Kamis 17 Feb 2022 22:11 WIB

6.000 Hektare Lahan Pertanian Sigi Alami Kekeringan

Lahan pertanian di Sigi, Sulawesi Tengah, kekeringan akibat sulitnya irigasi.

Red: Nora Azizah
Lahan pertanian di Sigi, Sulawesi Tengah, kekeringan akibat sulitnya irigasi.
Foto: ANTARA/Yulius Satria Wijaya
Lahan pertanian di Sigi, Sulawesi Tengah, kekeringan akibat sulitnya irigasi.

REPUBLIKA.CO.ID, SIGI -- Pemerintah Daerah Kabupaten Sigi, Provinsi Sulawesi Tengah, menyatakan, terdapat kurang lebih 6.000 hektare lahan potensial pertanian yang saat ini kering karena kesulitan air akibat kerusakan irigasi sebagai sumber utama pemasok air pertanian. "Area pelayanan irigasi Gumbasa untuk wilayah Kabupaten Sigi kurang lebih 8.000 hektare lahan pertanian, saat ini sehubungan dengan perbaikan irigasi yang dilakukan oleh pemerintah maka kurang lebih 1.200 hektare lahan pertanian sudah diairi air dari irigasi," kata Kepala Dinas Pertanian, Hortikultura dan Perkebunan Kabupaten Sigi Rahmat Iqbal, dalam dialog bertajuk bincang asyik (bisik), di Sigi, Kamis (17/2/2022).

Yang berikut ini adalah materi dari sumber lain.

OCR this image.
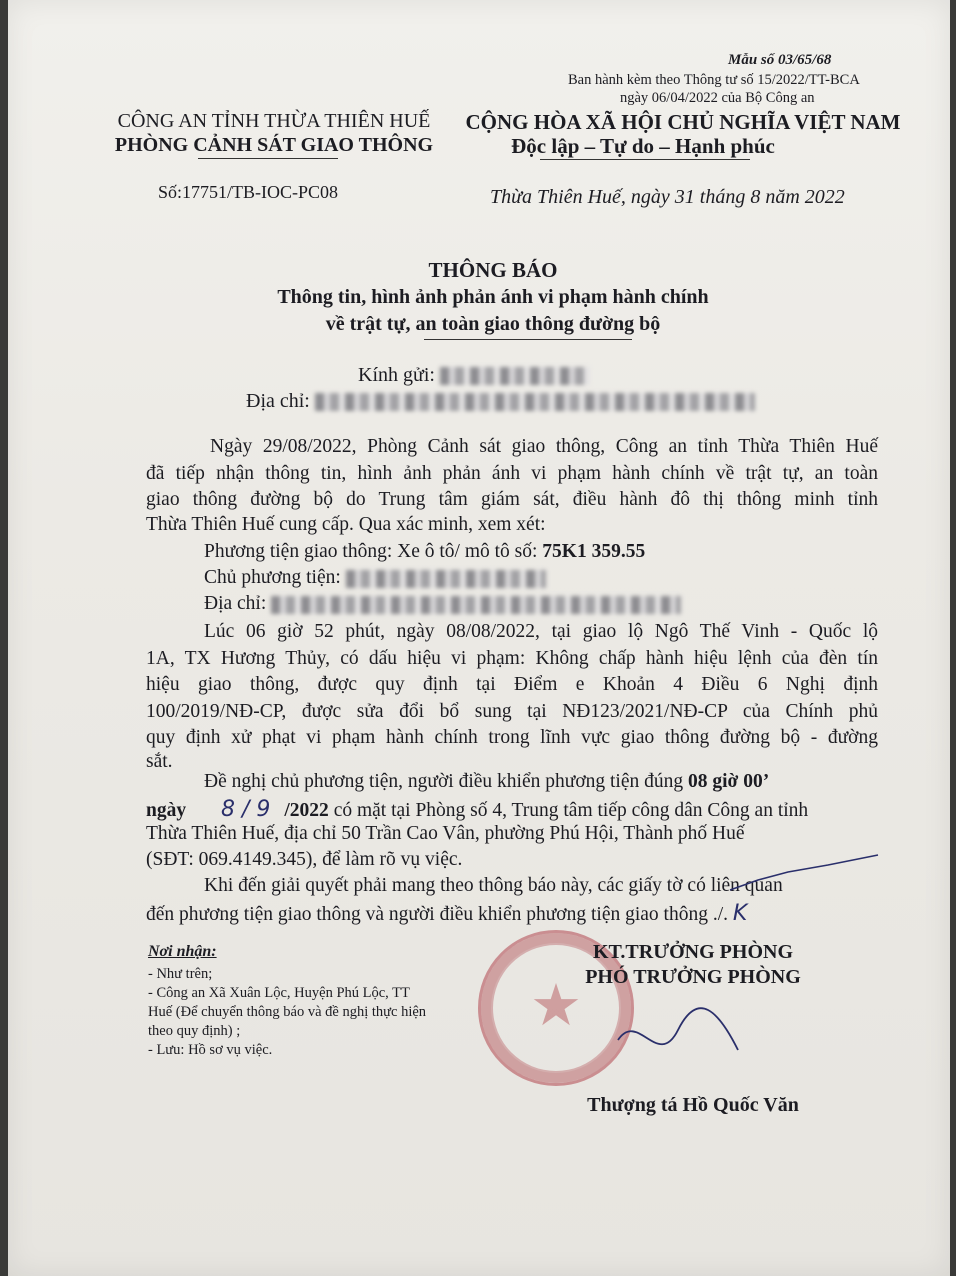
Mẫu số 03/65/68
Ban hành kèm theo Thông tư số 15/2022/TT-BCA
ngày 06/04/2022 của Bộ Công an
CÔNG AN TỈNH THỪA THIÊN HUẾ
PHÒNG CẢNH SÁT GIAO THÔNG
Số:17751/TB-IOC-PC08
CỘNG HÒA XÃ HỘI CHỦ NGHĨA VIỆT NAM
Độc lập – Tự do – Hạnh phúc
Thừa Thiên Huế, ngày 31 tháng 8 năm 2022
THÔNG BÁO
Thông tin, hình ảnh phản ánh vi phạm hành chính
về trật tự, an toàn giao thông đường bộ
Kính gửi:
Địa chỉ:
Ngày 29/08/2022, Phòng Cảnh sát giao thông, Công an tỉnh Thừa Thiên Huế
đã tiếp nhận thông tin, hình ảnh phản ánh vi phạm hành chính về trật tự, an toàn
giao thông đường bộ do Trung tâm giám sát, điều hành đô thị thông minh tỉnh
Thừa Thiên Huế cung cấp. Qua xác minh, xem xét:
Phương tiện giao thông: Xe ô tô/ mô tô số: 75K1 359.55
Chủ phương tiện:
Địa chỉ:
Lúc 06 giờ 52 phút, ngày 08/08/2022, tại giao lộ Ngô Thế Vinh - Quốc lộ
1A, TX Hương Thủy, có dấu hiệu vi phạm: Không chấp hành hiệu lệnh của đèn tín
hiệu giao thông, được quy định tại Điểm e Khoản 4 Điều 6 Nghị định
100/2019/NĐ-CP, được sửa đổi bổ sung tại NĐ123/2021/NĐ-CP của Chính phủ
quy định xử phạt vi phạm hành chính trong lĩnh vực giao thông đường bộ - đường
sắt.
Đề nghị chủ phương tiện, người điều khiển phương tiện đúng 08 giờ 00’
ngày 8 / 9 /2022 có mặt tại Phòng số 4, Trung tâm tiếp công dân Công an tỉnh
Thừa Thiên Huế, địa chỉ 50 Trần Cao Vân, phường Phú Hội, Thành phố Huế
(SĐT: 069.4149.345), để làm rõ vụ việc.
Khi đến giải quyết phải mang theo thông báo này, các giấy tờ có liên quan
đến phương tiện giao thông và người điều khiển phương tiện giao thông ./. K
Nơi nhận:
- Như trên;
- Công an Xã Xuân Lộc, Huyện Phú Lộc, TT
Huế (Để chuyển thông báo và đề nghị thực hiện
theo quy định) ;
- Lưu: Hồ sơ vụ việc.
★
KT.TRƯỞNG PHÒNG
PHÓ TRƯỞNG PHÒNG
Thượng tá Hồ Quốc Văn
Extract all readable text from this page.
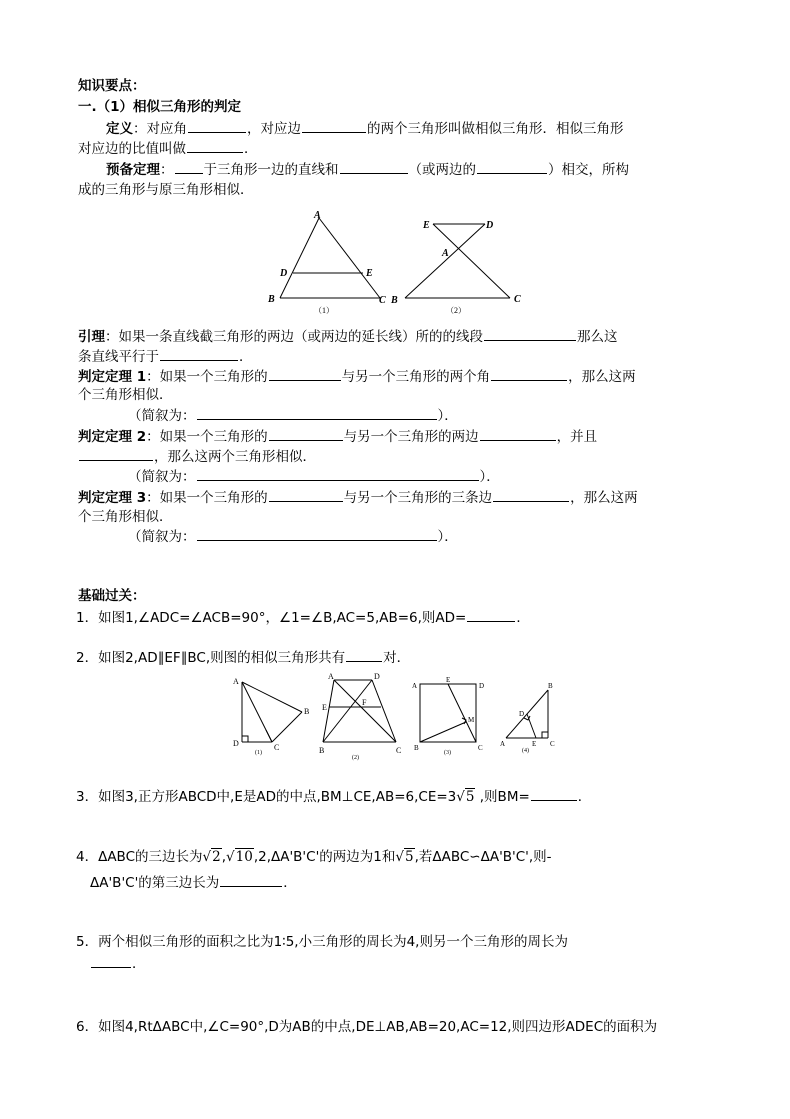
知识要点：
一.（1）相似三角形的判定
定义：对应角	，对应边	的两个三角形叫做相似三角形．相似三角形
对应边的比值叫做	．
预备定理： 于三角形一边的直线和	（或两边的	）相交，所构
成的三角形与原三角形相似．
A
D	E
B	C
（1）
E	D
A
B	C
（2）
引理：如果一条直线截三角形的两边（或两边的延长线）所的的线段	那么这
条直线平行于	．
判定定理 1：如果一个三角形的	与另一个三角形的两个角	，那么这两
个三角形相似．
（简叙为：	）．
判定定理 2：如果一个三角形的	与另一个三角形的两边	，并且
，那么这两个三角形相似．
（简叙为：	）．
判定定理 3：如果一个三角形的	与另一个三角形的三条边	，那么这两
个三角形相似．
（简叙为：	）．
基础过关：
1．如图1,∠ADC=∠ACB=90°，∠1=∠B,AC=5,AB=6,则AD=	．
2．如图2,AD∥EF∥BC,则图的相似三角形共有	对．
A
B
D	C
(1)
A	D
E
F
B	C
(2)
A
E
D
M
B	C
(3)
B
D
A	E C
(4)
3．如图3,正方形ABCD中,E是AD的中点,BM⊥CE,AB=6,CE=3√5 ,则BM=	．
4．ΔABC的三边长为√2,√10,2,ΔA'B'C'的两边为1和√5,若ΔABC∽ΔA'B'C',则-
ΔA'B'C'的第三边长为	．
5．两个相似三角形的面积之比为1∶5,小三角形的周长为4,则另一个三角形的周长为
．
6．如图4,RtΔABC中,∠C=90°,D为AB的中点,DE⊥AB,AB=20,AC=12,则四边形ADEC的面积为
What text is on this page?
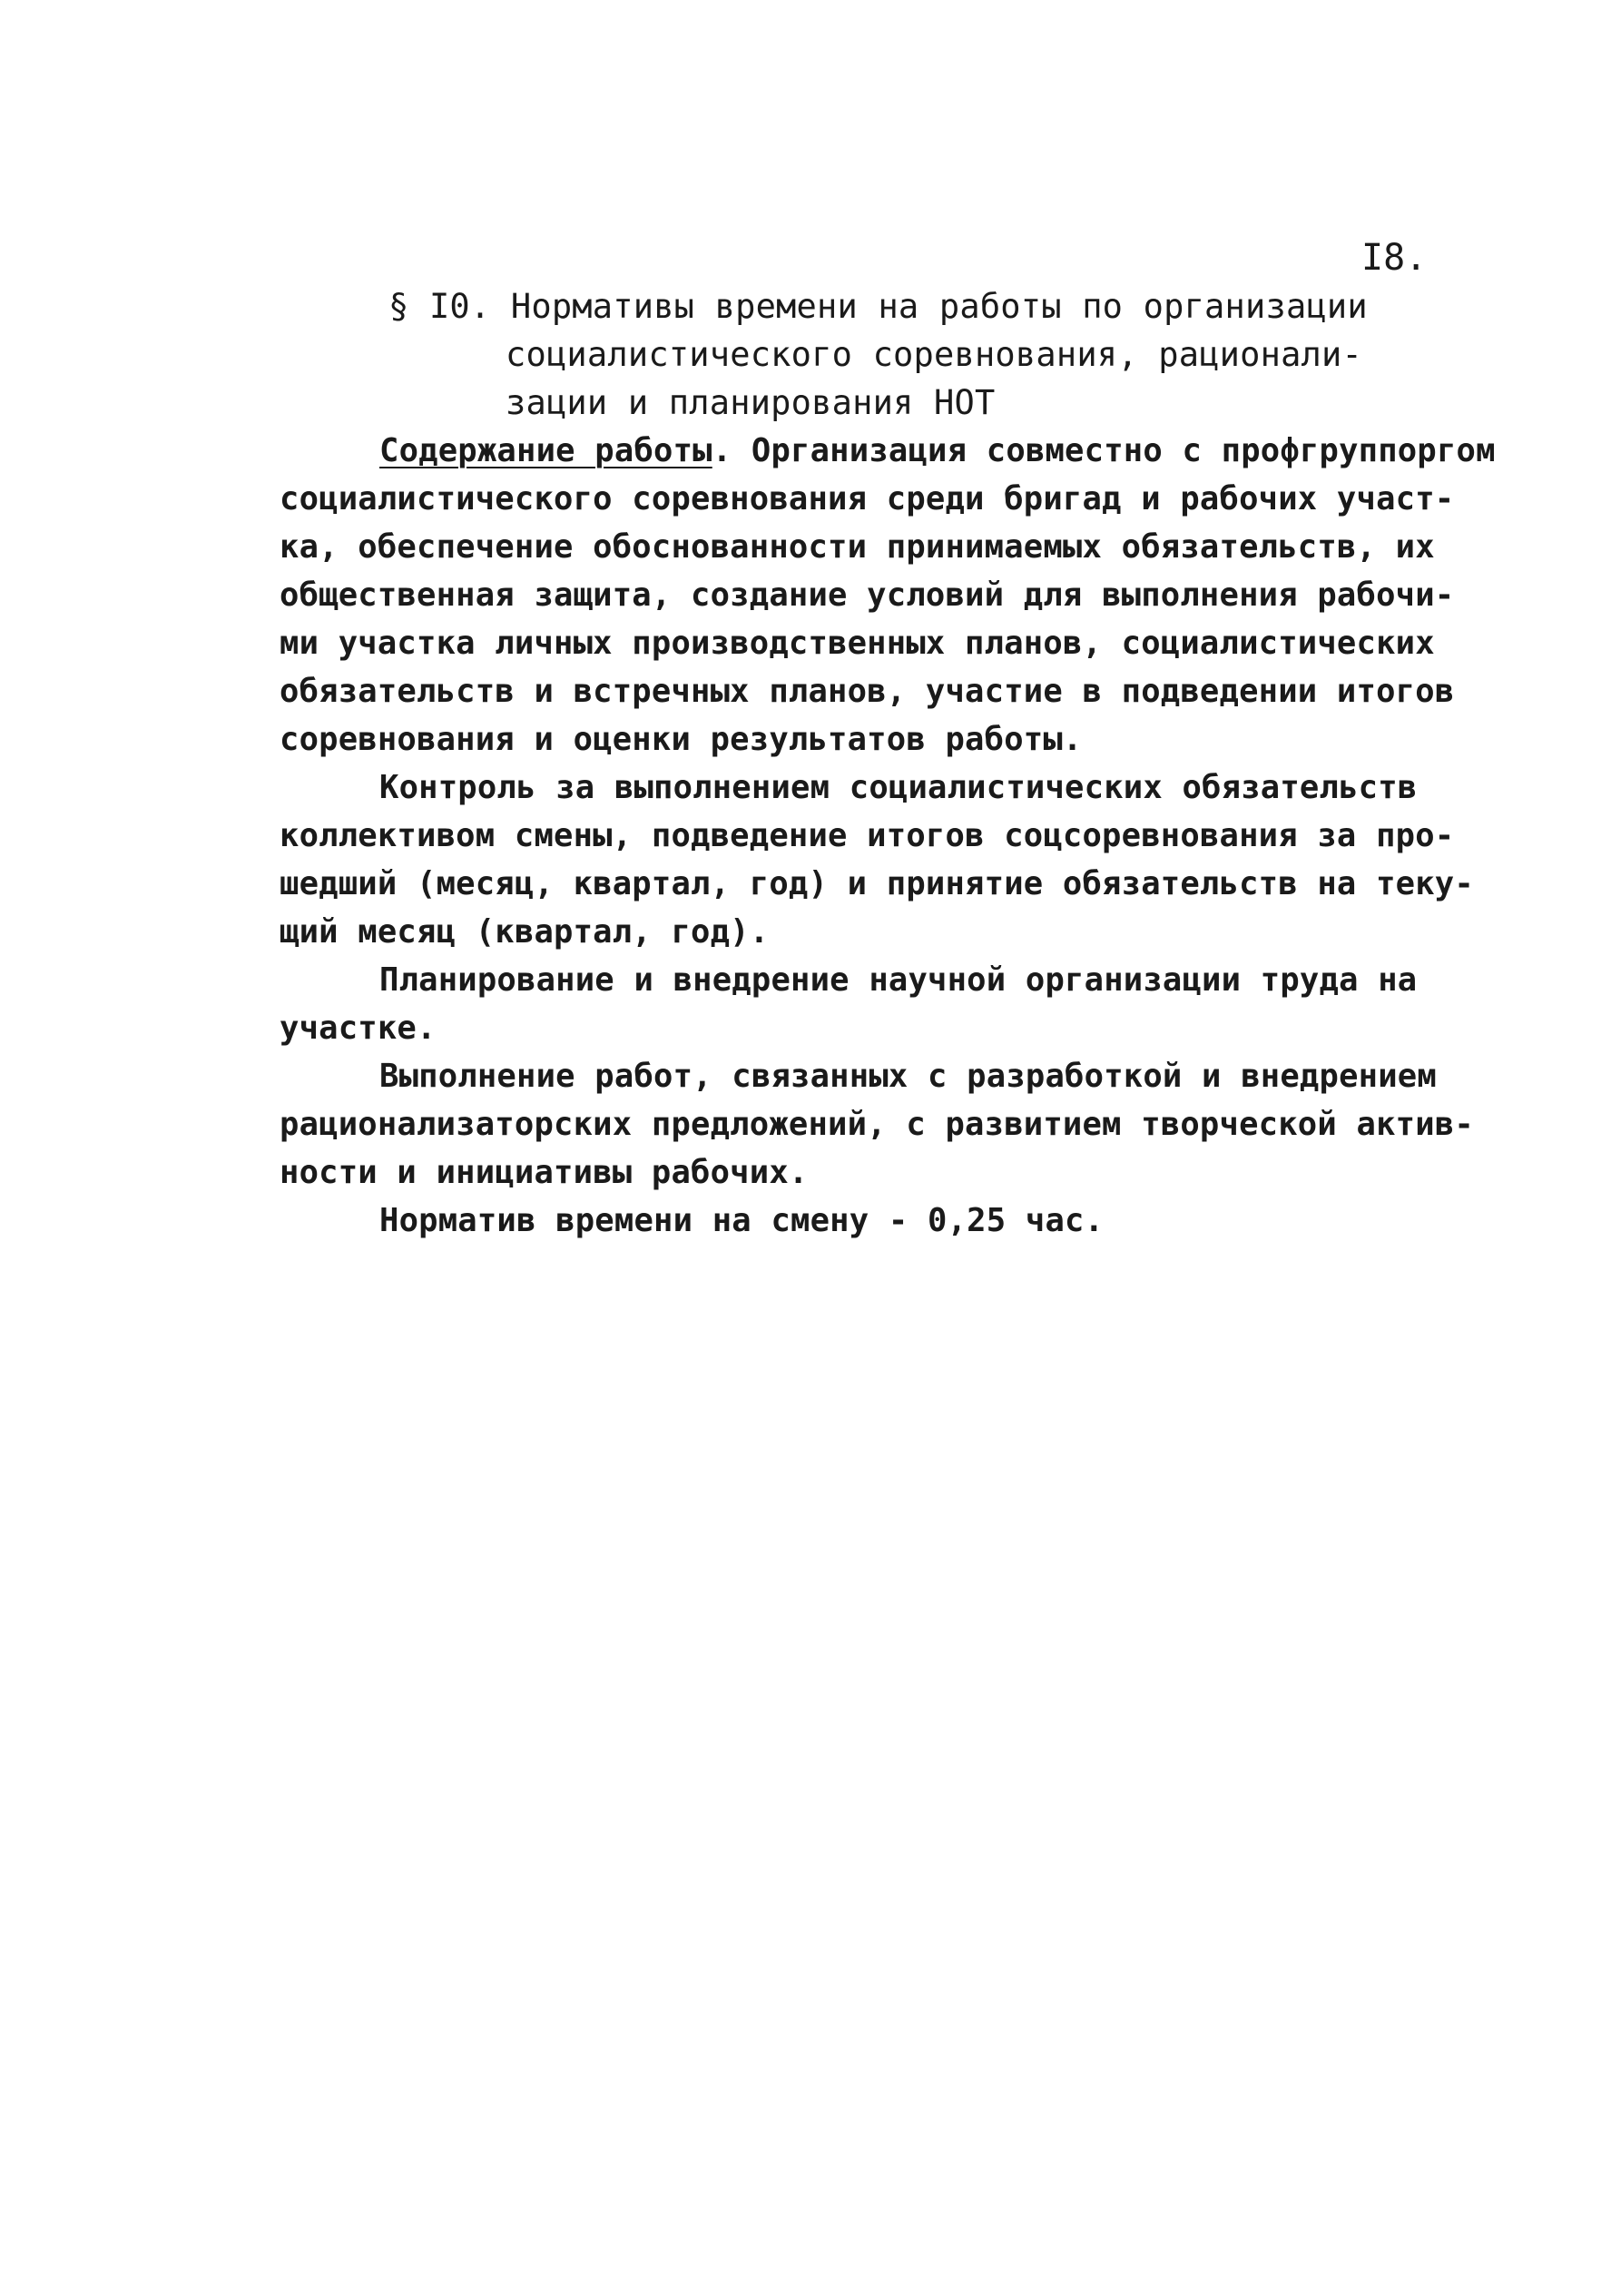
I8.
§ I0. Нормативы времени на работы по организации
социалистического соревнования, рационали-
зации и планирования НОТ
Содержание работы. Организация совместно с профгруппоргом
социалистического соревнования среди бригад и рабочих участ-
ка, обеспечение обоснованности принимаемых обязательств, их
общественная защита, создание условий для выполнения рабочи-
ми участка личных производственных планов, социалистических
обязательств и встречных планов, участие в подведении итогов
соревнования и оценки результатов работы.
Контроль за выполнением социалистических обязательств
коллективом смены, подведение итогов соцсоревнования за про-
шедший (месяц, квартал, год) и принятие обязательств на теку-
щий месяц (квартал, год).
Планирование и внедрение научной организации труда на
участке.
Выполнение работ, связанных с разработкой и внедрением
рационализаторских предложений, с развитием творческой актив-
ности и инициативы рабочих.
Норматив времени на смену - 0,25 час.
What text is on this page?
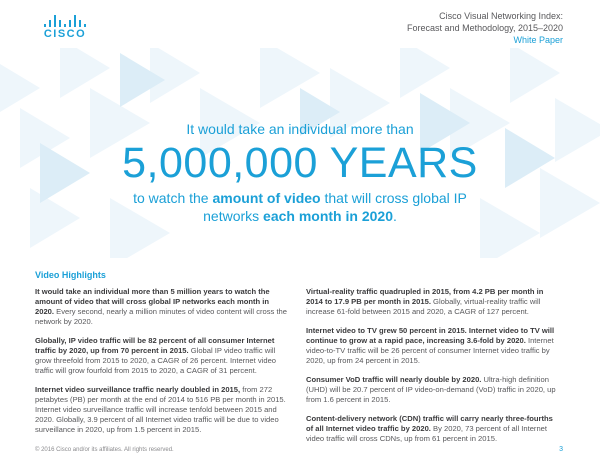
CISCO
Cisco Visual Networking Index:
Forecast and Methodology, 2015–2020
White Paper
It would take an individual more than
5,000,000 YEARS
to watch the amount of video that will cross global IP
networks each month in 2020.
Video Highlights

It would take an individual more than 5 million years to watch the amount of video that will cross global IP networks each month in 2020. Every second, nearly a million minutes of video content will cross the network by 2020.

Globally, IP video traffic will be 82 percent of all consumer Internet traffic by 2020, up from 70 percent in 2015. Global IP video traffic will grow threefold from 2015 to 2020, a CAGR of 26 percent. Internet video traffic will grow fourfold from 2015 to 2020, a CAGR of 31 percent.

Internet video surveillance traffic nearly doubled in 2015, from 272 petabytes (PB) per month at the end of 2014 to 516 PB per month in 2015. Internet video surveillance traffic will increase tenfold between 2015 and 2020. Globally, 3.9 percent of all Internet video traffic will be due to video surveillance in 2020, up from 1.5 percent in 2015.

Virtual-reality traffic quadrupled in 2015, from 4.2 PB per month in 2014 to 17.9 PB per month in 2015. Globally, virtual-reality traffic will increase 61-fold between 2015 and 2020, a CAGR of 127 percent.

Internet video to TV grew 50 percent in 2015. Internet video to TV will continue to grow at a rapid pace, increasing 3.6-fold by 2020. Internet video-to-TV traffic will be 26 percent of consumer Internet video traffic by 2020, up from 24 percent in 2015.

Consumer VoD traffic will nearly double by 2020. Ultra-high definition (UHD) will be 20.7 percent of IP video-on-demand (VoD) traffic in 2020, up from 1.6 percent in 2015.

Content-delivery network (CDN) traffic will carry nearly three-fourths of all Internet video traffic by 2020. By 2020, 73 percent of all Internet video traffic will cross CDNs, up from 61 percent in 2015.

© 2016 Cisco and/or its affiliates. All rights reserved.	3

Daerah Irigasi Gumbasa terletak di area lembah Palu yang memanjang dari kaki hulu Sungai Gumbasa di Kabupaten Sigi, mengalir hingga Sungai Kawatuna di Kota Palu. Irigasi ini rusak total karena terdampak gempa dan likuefaksi pada 28 September 2018, yang membuat masyarakat petani kehilangan sumber utama penyuplai air ke lahan-lahan pertanian.

Baca Juga

Rahmat mengatakan, irigasi tersebut, untuk pelayanan khusus di Kabupaten Sigi mencakup 8.000 hektare lahan pertanian. Dari total area pelayanan itu, saat ini 1.200 lahan pertanian telah diari oleh air irigasi, masih terdapat kurang lebih 6.000 hektare lebih yang belum terairi.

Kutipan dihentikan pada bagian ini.